Proposed route highlighted in red

After securing our permit, we took a shuttle to the Hermit’s Rest trailhead. Not wanting to burn ourselves out, we only hiked about 9.0 total miles for the day. Following the trail into the canyon, we took some branch-offs to see the Santa Maria Spring and the Dripping Spring (not super exciting to be honest, unless you’re really into watching water drip out the side of a cliff).

Allison pointing out the trailhead

Dripping Spring

The trail featured countless switchbacks and required a small amount of scrambling, but it offered some great views.

Allison climbing the switchbacks

View into the canyon

(slightly different) View into the canyon

Allison, hot on the trail (double-pun intended)

Rather than descending into the “main canyon,” the Hermit Trail actually winds through a scenic side canyon.
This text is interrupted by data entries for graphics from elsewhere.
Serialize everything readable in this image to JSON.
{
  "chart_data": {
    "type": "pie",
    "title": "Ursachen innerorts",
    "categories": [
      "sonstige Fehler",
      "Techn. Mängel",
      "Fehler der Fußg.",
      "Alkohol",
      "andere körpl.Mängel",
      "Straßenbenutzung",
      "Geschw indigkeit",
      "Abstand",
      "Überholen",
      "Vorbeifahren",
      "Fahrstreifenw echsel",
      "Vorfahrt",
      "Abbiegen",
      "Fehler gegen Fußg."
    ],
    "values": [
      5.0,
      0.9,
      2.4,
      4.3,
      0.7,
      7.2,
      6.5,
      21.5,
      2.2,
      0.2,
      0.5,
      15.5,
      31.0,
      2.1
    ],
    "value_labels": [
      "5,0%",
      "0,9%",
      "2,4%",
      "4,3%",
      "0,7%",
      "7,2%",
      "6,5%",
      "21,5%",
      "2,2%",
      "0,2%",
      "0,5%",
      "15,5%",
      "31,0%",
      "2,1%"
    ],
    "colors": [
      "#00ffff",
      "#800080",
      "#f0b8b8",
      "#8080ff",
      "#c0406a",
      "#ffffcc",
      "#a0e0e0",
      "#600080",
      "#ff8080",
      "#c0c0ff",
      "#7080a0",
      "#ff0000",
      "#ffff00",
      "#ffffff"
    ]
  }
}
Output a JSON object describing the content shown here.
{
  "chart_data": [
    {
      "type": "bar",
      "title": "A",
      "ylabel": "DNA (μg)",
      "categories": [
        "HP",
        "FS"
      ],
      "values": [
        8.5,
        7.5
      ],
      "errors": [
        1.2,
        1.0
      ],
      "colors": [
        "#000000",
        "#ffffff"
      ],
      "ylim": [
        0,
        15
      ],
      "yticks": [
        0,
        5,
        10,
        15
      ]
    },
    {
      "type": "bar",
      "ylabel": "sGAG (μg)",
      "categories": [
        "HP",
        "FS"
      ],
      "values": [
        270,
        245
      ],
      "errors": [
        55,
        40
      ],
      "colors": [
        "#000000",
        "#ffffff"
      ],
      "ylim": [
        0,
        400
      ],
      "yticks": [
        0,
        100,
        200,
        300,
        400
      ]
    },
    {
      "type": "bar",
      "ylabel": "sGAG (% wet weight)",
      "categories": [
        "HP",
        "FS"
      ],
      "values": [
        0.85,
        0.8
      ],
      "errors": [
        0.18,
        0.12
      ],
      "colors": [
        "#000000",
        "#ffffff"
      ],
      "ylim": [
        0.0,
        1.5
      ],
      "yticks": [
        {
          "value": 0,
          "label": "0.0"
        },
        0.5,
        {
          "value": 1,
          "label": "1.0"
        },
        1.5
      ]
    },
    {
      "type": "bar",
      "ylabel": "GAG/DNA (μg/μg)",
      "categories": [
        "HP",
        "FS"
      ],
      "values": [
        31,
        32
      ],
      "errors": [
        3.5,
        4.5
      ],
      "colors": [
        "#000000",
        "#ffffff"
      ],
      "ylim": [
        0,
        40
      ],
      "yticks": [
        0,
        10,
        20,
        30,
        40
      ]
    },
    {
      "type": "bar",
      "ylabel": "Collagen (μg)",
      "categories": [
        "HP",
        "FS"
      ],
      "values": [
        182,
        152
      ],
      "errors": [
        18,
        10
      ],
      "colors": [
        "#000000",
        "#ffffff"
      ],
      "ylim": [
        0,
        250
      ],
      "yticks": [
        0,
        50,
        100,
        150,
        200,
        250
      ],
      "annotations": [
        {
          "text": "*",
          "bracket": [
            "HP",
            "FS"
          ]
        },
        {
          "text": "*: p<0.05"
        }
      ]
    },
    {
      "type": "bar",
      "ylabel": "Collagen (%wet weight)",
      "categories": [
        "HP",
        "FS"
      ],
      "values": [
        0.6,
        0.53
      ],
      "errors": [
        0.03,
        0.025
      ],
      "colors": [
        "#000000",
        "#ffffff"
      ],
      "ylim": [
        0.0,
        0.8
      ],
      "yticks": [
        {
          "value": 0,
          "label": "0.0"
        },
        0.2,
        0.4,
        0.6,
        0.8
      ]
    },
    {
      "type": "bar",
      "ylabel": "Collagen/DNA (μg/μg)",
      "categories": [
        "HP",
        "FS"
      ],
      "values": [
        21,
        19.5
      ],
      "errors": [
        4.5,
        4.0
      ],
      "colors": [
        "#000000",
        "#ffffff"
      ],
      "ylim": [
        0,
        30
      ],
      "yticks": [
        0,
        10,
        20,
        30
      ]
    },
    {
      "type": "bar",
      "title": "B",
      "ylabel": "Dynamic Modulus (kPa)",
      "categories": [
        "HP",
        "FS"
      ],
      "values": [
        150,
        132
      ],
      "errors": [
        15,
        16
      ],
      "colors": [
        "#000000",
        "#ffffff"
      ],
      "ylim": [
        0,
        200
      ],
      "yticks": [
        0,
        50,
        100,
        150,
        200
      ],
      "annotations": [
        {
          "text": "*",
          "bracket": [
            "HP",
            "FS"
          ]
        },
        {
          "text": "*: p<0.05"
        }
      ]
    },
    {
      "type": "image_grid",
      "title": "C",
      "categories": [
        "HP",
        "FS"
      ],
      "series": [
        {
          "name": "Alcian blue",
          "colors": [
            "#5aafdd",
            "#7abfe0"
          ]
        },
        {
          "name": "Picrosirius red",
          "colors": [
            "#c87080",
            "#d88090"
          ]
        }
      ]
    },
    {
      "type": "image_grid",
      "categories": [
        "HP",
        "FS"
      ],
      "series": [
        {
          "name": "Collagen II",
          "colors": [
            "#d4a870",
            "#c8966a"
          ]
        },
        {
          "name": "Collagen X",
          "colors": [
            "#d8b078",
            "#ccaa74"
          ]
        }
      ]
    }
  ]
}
It’s far less traveled (from what I understand) than the more popular trails, but it also lacks the sheer drop-offs and panoramic views we’ll be seeing later in the week. It’s very tame, so I’d definitely recommend it for anyone afraid of heights.

On Wednesday morning, we decided there would be plenty of time for a morning hike before starting on the backpacking trip. After parking along the rim, we descended the South Kaibab trail to Skeleton Point and back (7.6 miles, including connection trail along the rim).

South Kaibab switchbacks

The South Kaibab trail is actually the shortest route to the Colorado River (7-8 miles each way, I believe), so we encountered several people attempting to make it down and back in one day. The trail follows a ridgeline into the main canyon, offering sweeping views from a number of vistas (including the aptly named “Ooh Ahh Point”).

View from "Ooh Ahh Point"

View along the trail

We made it back to the car sometime around noon, grabbed some lunch at a cafeteria, and set off for our backpacking trip around 2:00pm.